A Tamara de Lempicka se la conoce sobre todo por su estética art decó y por haber sido una aristócrata cultivadora del lujo y del esnobismo, que por supuesto jamás se apeó de su condición de amante de la belleza, incluida su adoración por el topacio que le regaló D’Annunzio y lucía siempre en la mano izquierda. Pero es sobre todo una de las artistas que en el siglo XX contribuyó a modelar la imagen de la mujer moderna, casi siempre retratada con la melena cortada a la altura del mentón y en su caso vestida de raso, luciendo atuendo de esquí, conduciendo un Bugatti o como Dios la trajo al mundo, pues algunas de sus obras más significativas son precisamente desnudos.
De ese amplio abanico de emblemas de la mujer moderna, que la llamada baronesa del pincel inmortalizó en sus telas, y de otras piezas más desconocidas, como su primer dibujo (una bella rosa pintada allá por 1914, cuando aún no firmaba con el nombre que le daría la fama), da cuenta la exposición que puede verse ahora en Verona, la ciudad de Romeo y Julieta, después de haberse paseado por Turín, y que es tan atractiva y sugerente que estaría muy bien que recalara aquí.
Una muestra en la que se intercalan con gran habilidad obras ajenas a modo de acompañamiento y que nos dan la temperatura del tiempo en que vivió, como las fotografías parisinas del húngaro André Kertész, destinadas a recordarnos la querencia de Lempicka por las nocturnas orillas del Sena, donde a veces acababa las veladas algo más que achispada, pues es conocida sobre todo por haber animado con sus grandes fiestas el ya bastante animado París de entreguerras. O bien la escogida muestra de vestidos, zapatos y tocados de la época, que nos trasladan a esos años en los que sí existía realmente el glamur.
Tenemos también la oportunidad de verla a ella misma fotografiada con algunos de los famosos que trató, incluido cómo no Salvador Dalí. Y para rematar la ambientación, recorremos las salas escuchando la música que ella también escuchaba, de Chopin a Madame Butterfly, aunque tampoco Cole Porter está ausente. Una exposición, esta, que es un viaje por sus diferentes etapas y temáticas, por lo que podemos atribuirle un cierto carácter retrospectivo.

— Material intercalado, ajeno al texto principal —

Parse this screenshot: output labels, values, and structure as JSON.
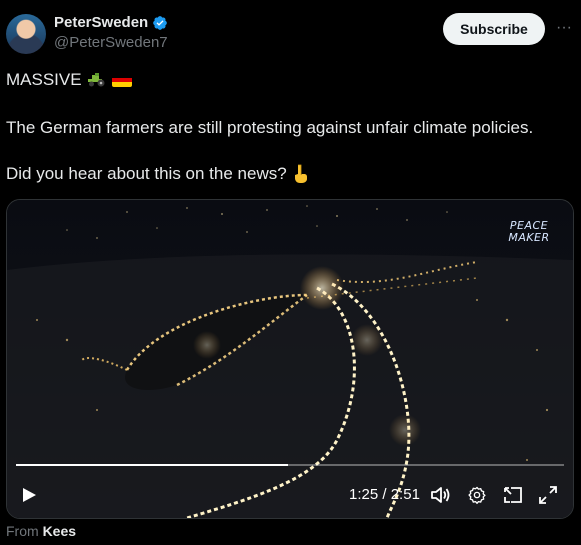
{
  "author": {
    "name": "PeterSweden",
    "handle": "@PeterSweden7"
  },
  "header": {
    "subscribe_label": "Subscribe",
    "more_label": "···"
  },
  "post": {
    "line1": "MASSIVE",
    "line2": "The German farmers are still protesting against unfair climate policies.",
    "line3": "Did you hear about this on the news?"
  },
  "video": {
    "watermark_line1": "PEACE",
    "watermark_line2": "MAKER",
    "current_time": "1:25",
    "separator": "/",
    "duration": "2:51",
    "progress": 0.497
  },
  "attribution": {
    "prefix": "From",
    "source": "Kees"
  },
  "colors": {
    "accent_verified": "#1d9bf0",
    "flag": [
      "#000000",
      "#dd0000",
      "#ffce00"
    ]
  },
  "icons": [
    "verified-badge-icon",
    "more-icon",
    "tractor-emoji",
    "german-flag-emoji",
    "pointing-down-emoji",
    "play-icon",
    "volume-icon",
    "settings-icon",
    "pip-icon",
    "fullscreen-icon"
  ]
}
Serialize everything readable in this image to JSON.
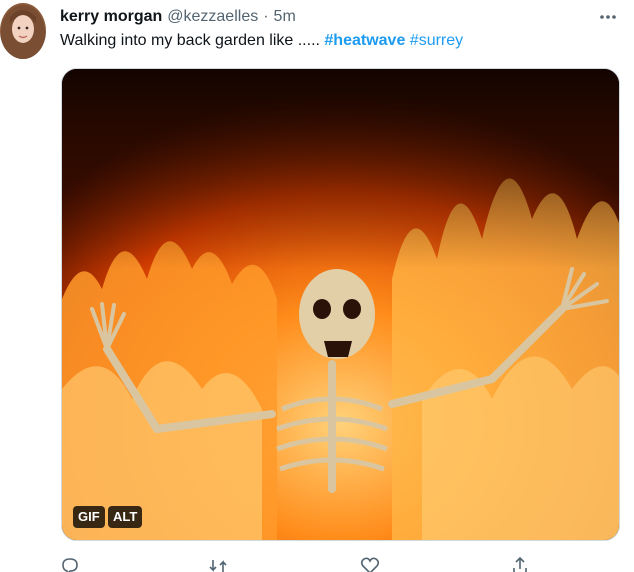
{
  "tweet": {
    "author": {
      "display_name": "kerry morgan",
      "handle": "@kezzaelles",
      "separator": "·",
      "time": "5m"
    },
    "more_icon": "more-horizontal-icon",
    "text": {
      "body": "Walking into my back garden like ..... ",
      "hashtag_1": "#heatwave",
      "hashtag_2": "#surrey"
    },
    "media": {
      "gif_label": "GIF",
      "alt_label": "ALT"
    },
    "actions": {
      "reply_icon": "reply-icon",
      "retweet_icon": "retweet-icon",
      "like_icon": "heart-icon",
      "share_icon": "share-icon"
    },
    "colors": {
      "link": "#1d9bf0",
      "text": "#0f1419",
      "secondary": "#536471"
    }
  }
}
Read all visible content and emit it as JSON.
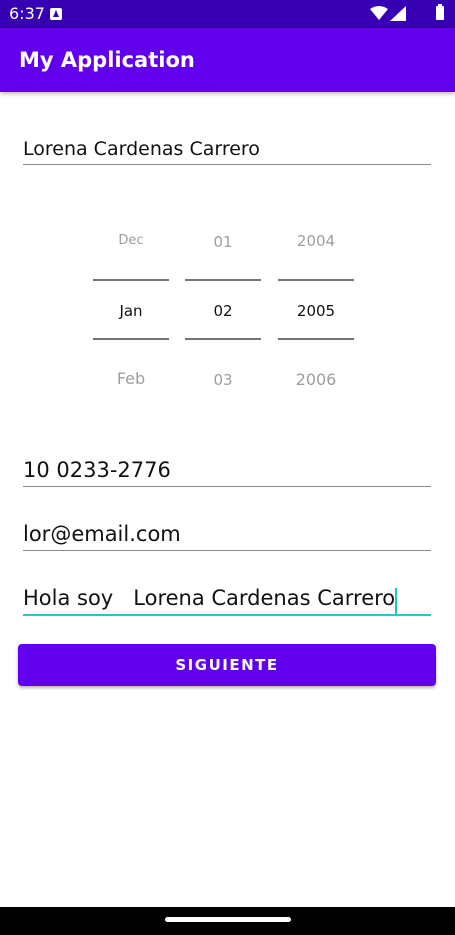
{
  "status_bar": {
    "time": "6:37",
    "notification_icon": "a-notification-icon",
    "icons": [
      "wifi-icon",
      "signal-icon",
      "battery-icon"
    ]
  },
  "app_bar": {
    "title": "My Application"
  },
  "form": {
    "name_value": "Lorena Cardenas Carrero",
    "date_picker": {
      "months": {
        "prev": "Dec",
        "selected": "Jan",
        "next": "Feb"
      },
      "days": {
        "prev": "01",
        "selected": "02",
        "next": "03"
      },
      "years": {
        "prev": "2004",
        "selected": "2005",
        "next": "2006"
      }
    },
    "phone_value": "10 0233-2776",
    "email_value": "lor@email.com",
    "description_value": "Hola soy   Lorena Cardenas Carrero",
    "next_button_label": "SIGUIENTE"
  },
  "colors": {
    "primary": "#6200ee",
    "primary_dark": "#3700b3",
    "focus_accent": "#26c6c6"
  }
}
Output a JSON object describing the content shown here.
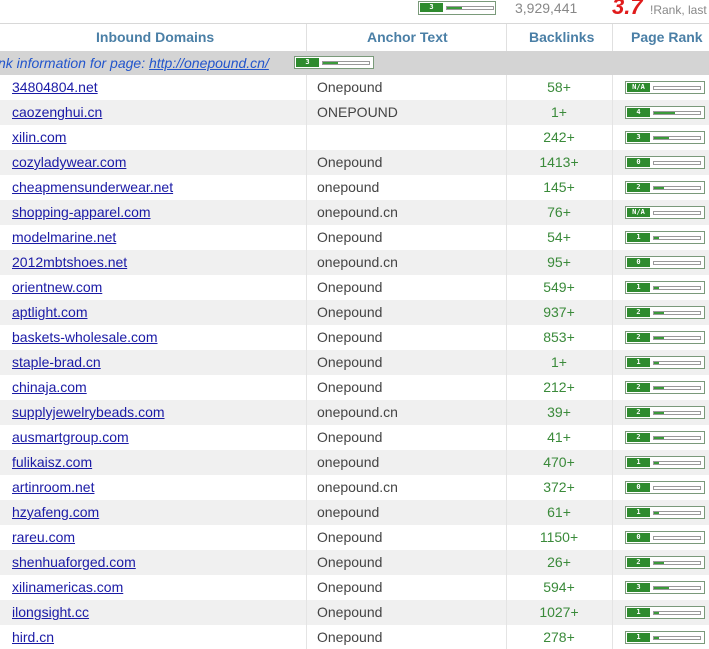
{
  "top": {
    "pagerank": {
      "label": "3",
      "fill": 0.33
    },
    "count": "3,929,441",
    "score": "3.7",
    "rank_text": "!Rank, last"
  },
  "headers": {
    "domains": "Inbound Domains",
    "anchor": "Anchor Text",
    "backlinks": "Backlinks",
    "pagerank": "Page Rank"
  },
  "info": {
    "prefix": "nk information for page: ",
    "url": "http://onepound.cn/",
    "pagerank": {
      "label": "3",
      "fill": 0.33
    }
  },
  "rows": [
    {
      "domain": "34804804.net",
      "anchor": "Onepound",
      "backlinks": "58+",
      "pr": "N/A",
      "fill": 0.0
    },
    {
      "domain": "caozenghui.cn",
      "anchor": "ONEPOUND",
      "backlinks": "1+",
      "pr": "4",
      "fill": 0.45
    },
    {
      "domain": "xilin.com",
      "anchor": "",
      "backlinks": "242+",
      "pr": "3",
      "fill": 0.33
    },
    {
      "domain": "cozyladywear.com",
      "anchor": "Onepound",
      "backlinks": "1413+",
      "pr": "0",
      "fill": 0.0
    },
    {
      "domain": "cheapmensunderwear.net",
      "anchor": "onepound",
      "backlinks": "145+",
      "pr": "2",
      "fill": 0.22
    },
    {
      "domain": "shopping-apparel.com",
      "anchor": "onepound.cn",
      "backlinks": "76+",
      "pr": "N/A",
      "fill": 0.0
    },
    {
      "domain": "modelmarine.net",
      "anchor": "Onepound",
      "backlinks": "54+",
      "pr": "1",
      "fill": 0.1
    },
    {
      "domain": "2012mbtshoes.net",
      "anchor": "onepound.cn",
      "backlinks": "95+",
      "pr": "0",
      "fill": 0.0
    },
    {
      "domain": "orientnew.com",
      "anchor": "Onepound",
      "backlinks": "549+",
      "pr": "1",
      "fill": 0.1
    },
    {
      "domain": "aptlight.com",
      "anchor": "Onepound",
      "backlinks": "937+",
      "pr": "2",
      "fill": 0.22
    },
    {
      "domain": "baskets-wholesale.com",
      "anchor": "Onepound",
      "backlinks": "853+",
      "pr": "2",
      "fill": 0.22
    },
    {
      "domain": "staple-brad.cn",
      "anchor": "Onepound",
      "backlinks": "1+",
      "pr": "1",
      "fill": 0.1
    },
    {
      "domain": "chinaja.com",
      "anchor": "Onepound",
      "backlinks": "212+",
      "pr": "2",
      "fill": 0.22
    },
    {
      "domain": "supplyjewelrybeads.com",
      "anchor": "onepound.cn",
      "backlinks": "39+",
      "pr": "2",
      "fill": 0.22
    },
    {
      "domain": "ausmartgroup.com",
      "anchor": "Onepound",
      "backlinks": "41+",
      "pr": "2",
      "fill": 0.22
    },
    {
      "domain": "fulikaisz.com",
      "anchor": "onepound",
      "backlinks": "470+",
      "pr": "1",
      "fill": 0.1
    },
    {
      "domain": "artinroom.net",
      "anchor": "onepound.cn",
      "backlinks": "372+",
      "pr": "0",
      "fill": 0.0
    },
    {
      "domain": "hzyafeng.com",
      "anchor": "onepound",
      "backlinks": "61+",
      "pr": "1",
      "fill": 0.1
    },
    {
      "domain": "rareu.com",
      "anchor": "Onepound",
      "backlinks": "1150+",
      "pr": "0",
      "fill": 0.0
    },
    {
      "domain": "shenhuaforged.com",
      "anchor": "Onepound",
      "backlinks": "26+",
      "pr": "2",
      "fill": 0.22
    },
    {
      "domain": "xilinamericas.com",
      "anchor": "Onepound",
      "backlinks": "594+",
      "pr": "3",
      "fill": 0.33
    },
    {
      "domain": "ilongsight.cc",
      "anchor": "Onepound",
      "backlinks": "1027+",
      "pr": "1",
      "fill": 0.1
    },
    {
      "domain": "hird.cn",
      "anchor": "Onepound",
      "backlinks": "278+",
      "pr": "1",
      "fill": 0.1
    }
  ]
}
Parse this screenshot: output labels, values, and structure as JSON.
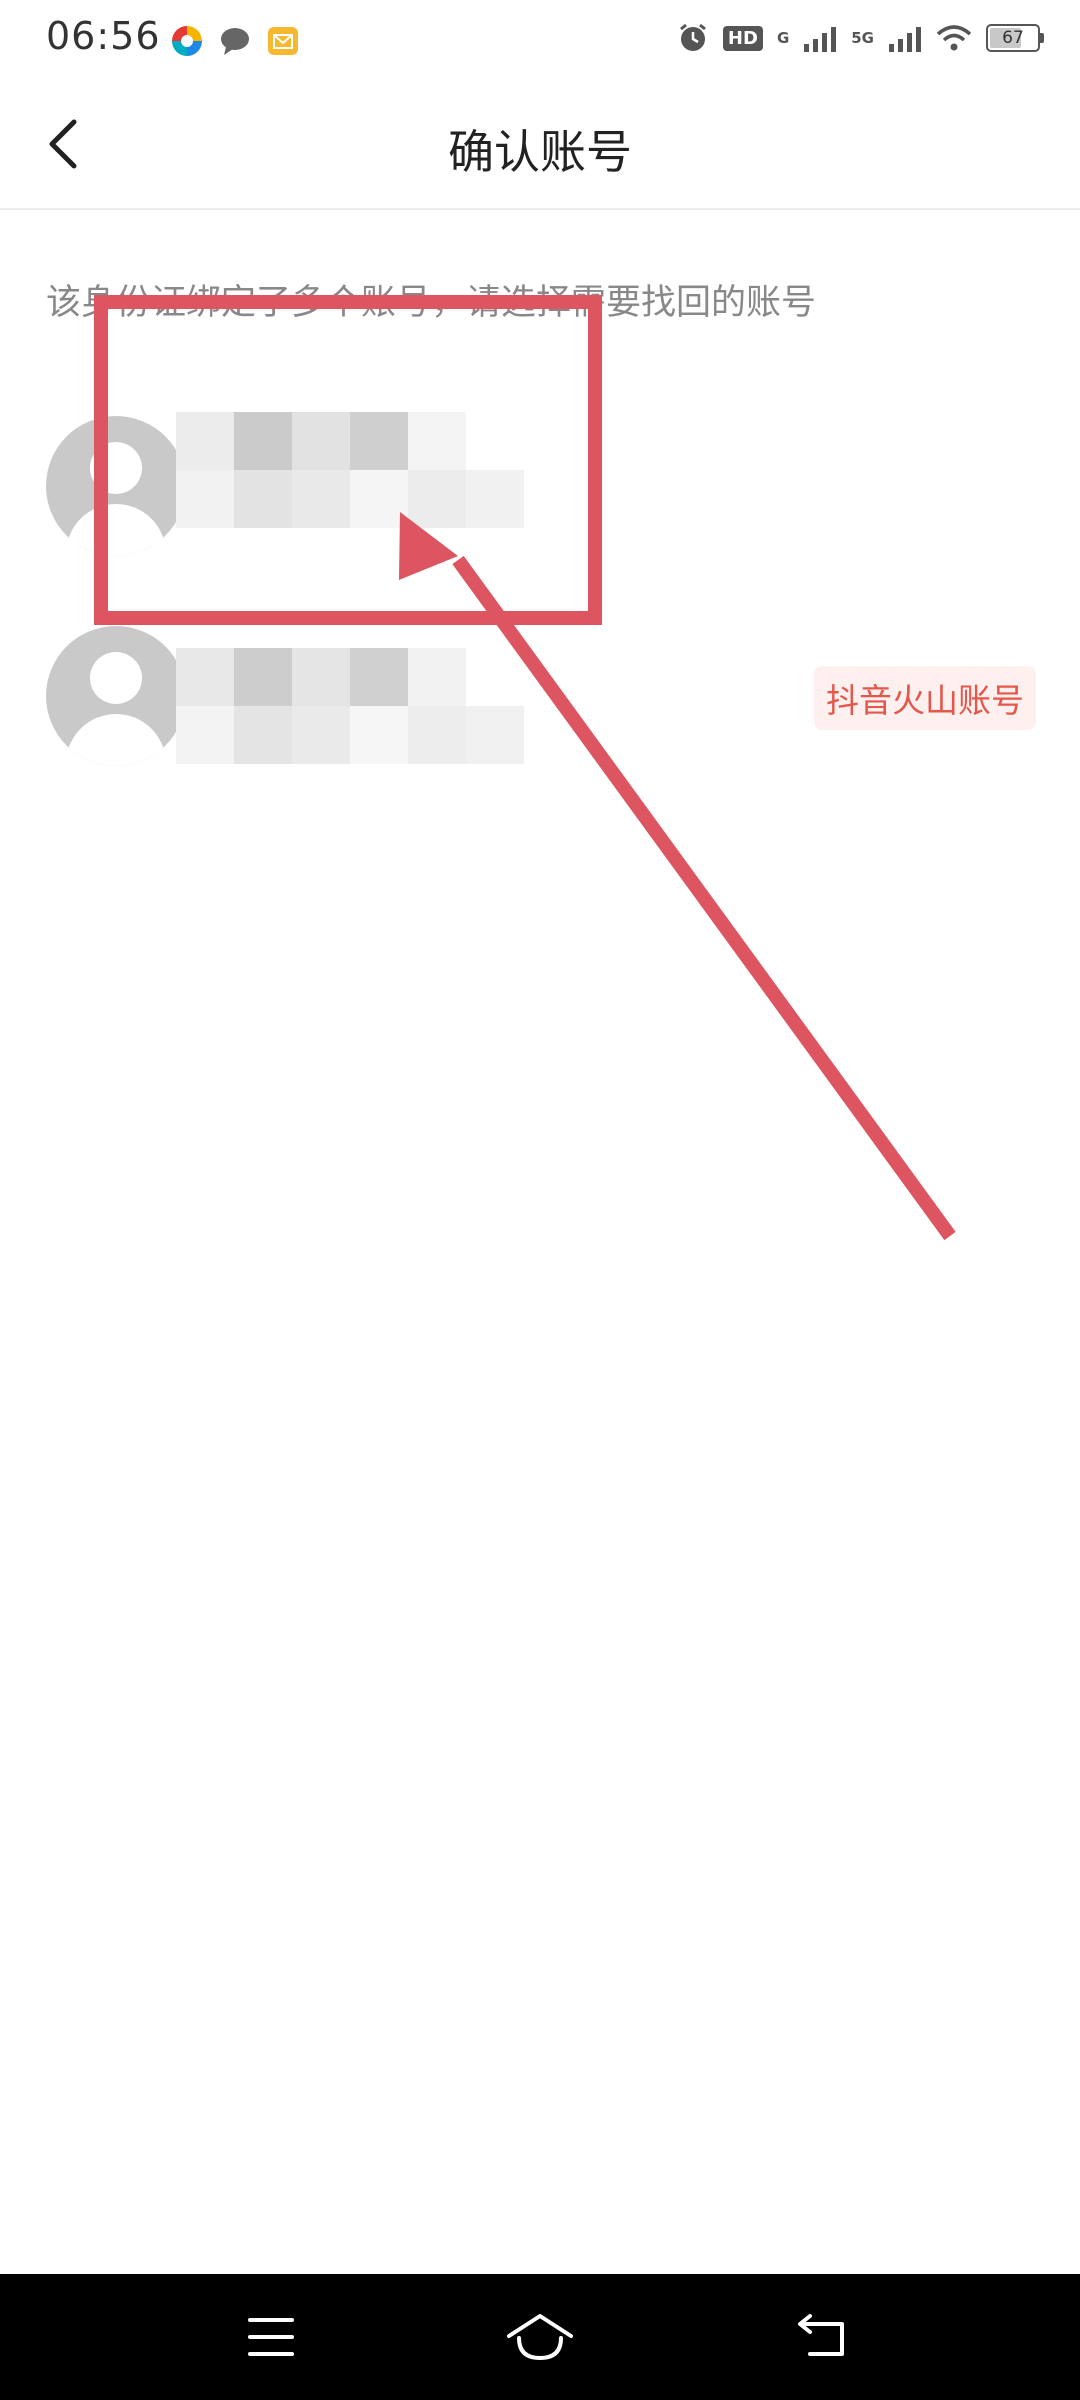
{
  "status_bar": {
    "time": "06:56",
    "hd_label": "HD",
    "signal_1_label": "G",
    "signal_2_label": "5G",
    "battery": "67",
    "battery_level": 0.67
  },
  "header": {
    "title": "确认账号"
  },
  "subtitle": "该身份证绑定了多个账号，请选择需要找回的账号",
  "accounts": [
    {
      "tag": ""
    },
    {
      "tag": "抖音火山账号"
    }
  ],
  "colors": {
    "accent": "#e4574a",
    "annotation": "#dc5560"
  }
}
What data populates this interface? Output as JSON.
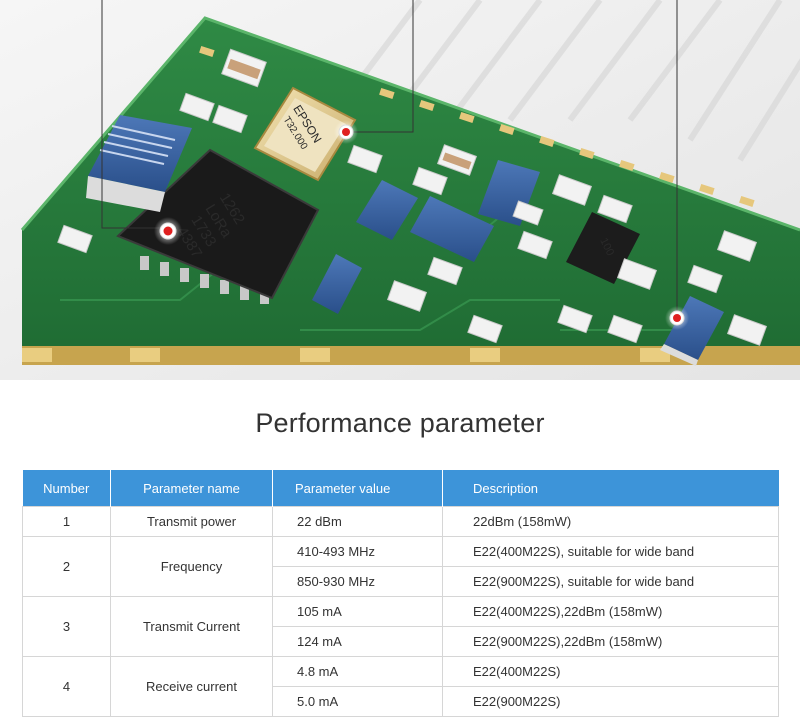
{
  "hero": {
    "crystal_brand": "EPSON",
    "crystal_code": "T32.000",
    "chip_part": "1262",
    "chip_name": "LoRa",
    "chip_lot1": "1733",
    "chip_lot2": "4387",
    "amp_marking": "100"
  },
  "section_title": "Performance parameter",
  "table": {
    "headers": [
      "Number",
      "Parameter name",
      "Parameter value",
      "Description"
    ],
    "rows": [
      {
        "number": "1",
        "name": "Transmit power",
        "entries": [
          {
            "value": "22 dBm",
            "description": "22dBm (158mW)"
          }
        ]
      },
      {
        "number": "2",
        "name": "Frequency",
        "entries": [
          {
            "value": "410-493 MHz",
            "description": "E22(400M22S), suitable for wide band"
          },
          {
            "value": "850-930 MHz",
            "description": "E22(900M22S), suitable for wide band"
          }
        ]
      },
      {
        "number": "3",
        "name": "Transmit Current",
        "entries": [
          {
            "value": "105 mA",
            "description": "E22(400M22S),22dBm (158mW)"
          },
          {
            "value": "124 mA",
            "description": "E22(900M22S),22dBm (158mW)"
          }
        ]
      },
      {
        "number": "4",
        "name": "Receive current",
        "entries": [
          {
            "value": "4.8 mA",
            "description": "E22(400M22S)"
          },
          {
            "value": "5.0 mA",
            "description": "E22(900M22S)"
          }
        ]
      }
    ]
  }
}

Incluye como no podía ser de otro modo algunas de sus piezas más archiconocidas, como “Retrato de Madame Perrot” (Ida Perrot fue su amante largos años), “Muchacha en verde” o esa joyita que es “La bufanda azul”. Recordar que el azul bellini que ella tomó de sus amadas pinturas venecianas pasaría ser conocido como “azul Tamara”. Se trata de piezas que son un canto a la mujer en todo su esplendor y que vale la pena contemplar como una apuesta consciente y no sólo como cuadros pintados con trazo más que vigoroso (en un pequeño vídeo la vemos pintando a una modelo bellísima y sus gestos no tienen nada que envidiar a los del brioso Picasso en sus mejores tiempos).
Cuadros pintados en Europa en los que acaso fueron los años en los que eclosionó su talento, aunque al igual que la revolución bolchevique la expulsó hacia Francia, la Segunda Guerra Mundial la llevó como a tantos a cruzar el océano e instalarse en Estados Unidos, donde siguió pintando. Artista valiente y desacomplejada, mencionaba antes su afición a pintar desnudos, algunos de los cuales fueron muy polémicos, sobre todo los que mostraban parejas en actitud sáfica. Brillante idea ha sido cotejarlos con las fotografías, que podemos ahora también disfrutar en el Centre Pompidou de Málaga dentro de la colectiva “Son modernas, son fotógrafas”.
En su tiempo hubo quien admiró y quien despreció a Tamara de Lempicka, siendo una de estas últimas Peggy Guggenheim. Gustos aparte, ha quedado como una fervorosa admiradora del cuerpo femenino y una aún mejor defensora de la mujer como gran emisora de dinamismo, energía y pasión.